What is unclear is how Web 2.0 Technologies receives its funding. The entity is apparently inventor-controlled, meaning the original inventors of the patents received the necessary funding to assert the patents against others. Sometimes, NPEs are self-funded and the litigation is financed by the owners of the NPE itself. But this is a difficult task. The cost of legal enforcement, experts, and other administrative expenses can be quite large. NPEs only realize revenue when settling a case or receiving a damages award years after creation. It’s no secret that early-stage NPEs require funding for the purchase and enforcement of patents.
But where does that financing come from? It depends on the NPE. Nuisance-based NPEs (i.e., patent trolls) are often financed by third party investment firms who can stomach the long game that includes dozens of lawsuits, each resulting in a low return on investment. These entities may find it more difficult to receive funding as a result.
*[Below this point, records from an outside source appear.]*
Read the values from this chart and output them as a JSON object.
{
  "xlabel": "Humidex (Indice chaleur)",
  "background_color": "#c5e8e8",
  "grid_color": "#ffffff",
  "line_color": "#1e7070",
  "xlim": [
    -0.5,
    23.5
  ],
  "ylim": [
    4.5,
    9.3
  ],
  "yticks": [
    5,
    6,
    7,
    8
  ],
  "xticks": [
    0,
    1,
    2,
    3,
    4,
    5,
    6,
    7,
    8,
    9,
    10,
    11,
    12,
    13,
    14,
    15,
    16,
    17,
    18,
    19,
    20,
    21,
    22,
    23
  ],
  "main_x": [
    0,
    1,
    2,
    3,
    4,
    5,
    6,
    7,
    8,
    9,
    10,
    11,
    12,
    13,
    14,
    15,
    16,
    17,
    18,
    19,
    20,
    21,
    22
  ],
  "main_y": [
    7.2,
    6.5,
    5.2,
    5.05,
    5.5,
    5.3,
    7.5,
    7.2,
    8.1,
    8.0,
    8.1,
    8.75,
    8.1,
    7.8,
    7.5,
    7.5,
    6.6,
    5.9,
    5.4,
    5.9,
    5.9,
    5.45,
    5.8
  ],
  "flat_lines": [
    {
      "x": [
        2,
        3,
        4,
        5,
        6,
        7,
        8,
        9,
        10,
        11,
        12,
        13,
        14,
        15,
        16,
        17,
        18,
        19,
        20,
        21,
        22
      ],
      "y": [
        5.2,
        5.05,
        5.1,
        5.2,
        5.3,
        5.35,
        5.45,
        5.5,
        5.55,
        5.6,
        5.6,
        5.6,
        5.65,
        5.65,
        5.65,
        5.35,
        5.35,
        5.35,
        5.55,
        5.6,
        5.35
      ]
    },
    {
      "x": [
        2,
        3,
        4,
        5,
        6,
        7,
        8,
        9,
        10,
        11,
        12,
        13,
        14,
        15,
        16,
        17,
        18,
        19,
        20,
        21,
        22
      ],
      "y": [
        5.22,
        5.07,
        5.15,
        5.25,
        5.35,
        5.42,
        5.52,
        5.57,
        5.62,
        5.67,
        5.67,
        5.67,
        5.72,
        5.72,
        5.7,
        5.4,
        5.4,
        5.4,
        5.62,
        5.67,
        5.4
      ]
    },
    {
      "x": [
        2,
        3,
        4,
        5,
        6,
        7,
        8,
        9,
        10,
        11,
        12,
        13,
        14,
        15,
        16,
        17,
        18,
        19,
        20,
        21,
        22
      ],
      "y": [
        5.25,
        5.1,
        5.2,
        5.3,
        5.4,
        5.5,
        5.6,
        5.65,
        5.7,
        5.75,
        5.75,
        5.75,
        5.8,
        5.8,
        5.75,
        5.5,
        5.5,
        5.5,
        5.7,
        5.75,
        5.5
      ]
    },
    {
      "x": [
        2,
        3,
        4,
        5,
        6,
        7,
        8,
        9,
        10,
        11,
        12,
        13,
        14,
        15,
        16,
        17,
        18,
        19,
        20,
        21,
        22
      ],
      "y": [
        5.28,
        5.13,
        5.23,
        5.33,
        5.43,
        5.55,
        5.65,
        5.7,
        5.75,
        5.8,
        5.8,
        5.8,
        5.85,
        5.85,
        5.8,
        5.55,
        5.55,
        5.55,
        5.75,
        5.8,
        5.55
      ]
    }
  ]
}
High-stakes NPEs are more likely to be funded if they can show their case has merit. Typically, litigation finance firms are only willing to fund high-stakes lawsuits with a potential 10x return on investment. These cases are carefully vetted, with lawyers and damages experts analyzing the risk associated with infringement, invalidity, and damages. Everyone involved knows – the case will likely proceed to trial against high-priced lawyers and the best prior art that can be found. Every stone will be unturned because both the risk and reward are high. These are not “patent trolls” by any meaning of the term, but rather, companies that expect their patents to be challenged.
Given this dichotomy, it’s always important to ask – who is funding the NPE litigation? The cost of settlement is often tied to the firm backing the NPE despite their inability to agree or disagree to settlement terms.